The White House's top economic adviser said yesterday that President Bush will insist that any Social Security legislation include a fix to the program's long-term financing problems, undercutting House leaders' efforts to craft a compromise that ignores the solvency question.
Ben S. Bernanke, the new chairman of Bush's Council of Economic Advisers, told reporters the president "will insist on maintaining the long-term solvency of the Social Security system, so that it can continue to provide benefits to retirees in the future."
Asked if a solvency fix was inviolable, Bernanke said yes.
The comments are significant because House Republican leaders have sided with conservatives who say Congress should settle for a modest plan to establish small private investment accounts financed from Social Security's temporary cash surplus. Under that plan, the House would drop efforts to close the gap between promised future benefits and anticipated tax revenue by cutting benefits or raising taxes.
The Senate Finance Committee, which was to take the lead on Bush's proposal, has been unable to move forward. At least one Republican member has opposed the establishment of private accounts carved out of Social Security tax revenue, but Senate conservatives have opposed suggestions that the committee move a Social Security solvency fix without such accounts.
To break the logjam, House leaders had hoped to move a modest accounts-only measure this fall. But Bernanke did not give them the green light.
"The president is committed to two elements," Bernanke said. "One is restoring the solvency of the Social Security system, and the second is creating personal retirement accounts for individuals. The legislative process is a long and complicated one, and we will be working with Congress to see what comes out, but we would want to see both of those elements in a final program."
Conservative economists were disappointed by the statement -- and somewhat skeptical.
"I don't think the White House is drawing any lines in the sand, these comments notwithstanding," said Rep. Paul Ryan (R-Wis.), a Ways and Means Committee member and proponent of the accounts proposal.
"If that's their position, they will be stubborn and this whole thing will go down," Lawrence A. Hunter, chief economist at the conservative Free Enterprise Fund, said of Bernanke's statements. "Solvency is dead on arrival."
Ryan and his allies had hoped the administration would back the House approach as a first step toward the overhaul of Social Security. White House National Economic Council Director Allan Hubbard appeared to accept that strategy last week on CNBC when he called the approach "a very important first step."

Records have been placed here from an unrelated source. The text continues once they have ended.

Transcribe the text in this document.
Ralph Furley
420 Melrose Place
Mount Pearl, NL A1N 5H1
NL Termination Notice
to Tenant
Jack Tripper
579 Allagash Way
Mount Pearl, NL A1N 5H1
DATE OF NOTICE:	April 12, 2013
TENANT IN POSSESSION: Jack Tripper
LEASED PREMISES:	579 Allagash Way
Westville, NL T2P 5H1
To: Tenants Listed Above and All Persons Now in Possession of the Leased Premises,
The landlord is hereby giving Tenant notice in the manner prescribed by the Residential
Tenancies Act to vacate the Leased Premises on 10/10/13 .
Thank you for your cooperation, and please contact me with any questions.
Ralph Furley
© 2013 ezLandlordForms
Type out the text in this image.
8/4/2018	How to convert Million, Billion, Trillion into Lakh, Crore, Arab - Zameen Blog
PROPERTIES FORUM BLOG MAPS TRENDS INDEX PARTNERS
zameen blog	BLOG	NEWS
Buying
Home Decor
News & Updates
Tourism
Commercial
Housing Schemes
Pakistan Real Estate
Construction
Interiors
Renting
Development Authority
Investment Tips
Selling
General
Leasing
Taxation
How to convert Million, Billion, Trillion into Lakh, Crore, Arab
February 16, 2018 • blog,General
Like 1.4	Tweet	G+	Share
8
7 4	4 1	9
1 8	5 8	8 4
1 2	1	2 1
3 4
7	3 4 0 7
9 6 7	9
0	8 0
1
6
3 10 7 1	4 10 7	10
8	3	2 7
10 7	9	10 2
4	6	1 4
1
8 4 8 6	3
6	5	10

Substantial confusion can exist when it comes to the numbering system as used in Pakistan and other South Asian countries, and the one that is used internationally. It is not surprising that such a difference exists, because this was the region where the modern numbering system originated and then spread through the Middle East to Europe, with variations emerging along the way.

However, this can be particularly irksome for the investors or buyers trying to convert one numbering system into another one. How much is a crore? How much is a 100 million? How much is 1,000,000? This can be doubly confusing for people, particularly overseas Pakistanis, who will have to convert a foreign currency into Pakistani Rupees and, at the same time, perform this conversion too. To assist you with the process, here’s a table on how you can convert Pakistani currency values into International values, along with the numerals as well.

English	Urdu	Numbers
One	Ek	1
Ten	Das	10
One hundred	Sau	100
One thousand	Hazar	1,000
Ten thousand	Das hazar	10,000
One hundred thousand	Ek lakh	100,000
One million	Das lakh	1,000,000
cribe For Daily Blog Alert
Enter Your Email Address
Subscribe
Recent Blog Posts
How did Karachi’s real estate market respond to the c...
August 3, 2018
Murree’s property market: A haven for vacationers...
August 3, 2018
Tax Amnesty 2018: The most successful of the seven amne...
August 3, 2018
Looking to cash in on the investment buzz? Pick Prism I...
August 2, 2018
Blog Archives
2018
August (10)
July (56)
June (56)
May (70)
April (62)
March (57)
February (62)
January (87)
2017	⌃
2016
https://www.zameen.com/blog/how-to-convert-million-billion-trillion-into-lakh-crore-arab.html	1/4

"The president very much supports it," Hubbard said. But Bernanke said firmly that he would recommend the president stick to his "basic principles" and oppose a plan that does not address the system's core problems.
Bernanke, a former member of the Federal Reserve Board, did suggest the White House is open to one change in the Bush proposal. Under the president's personal accounts plan, a retiree's defined Social Security benefits would be reduced by one dollar for every dollar contributed to an account, plus an interest rate of 3 percent above inflation. That so-called "offset rate" was set to roughly equal the amount the Social Security system would have received if the money in the accounts had instead gone to Social Security and been invested in Treasury bonds.
Under the plan, workers who choose personal accounts would get more benefits than they would from the traditional system only if their account investments returned gains higher than 3 percent above inflation. Even some allies of Bush have suggested that is too high a hurdle.
Bernanke appeared to agree.
"With real interest rates quite low, the offset rate may unduly penalize personal accounts," he said. "And we may need to think about whether the offset rate should be adjusted somehow to market levels."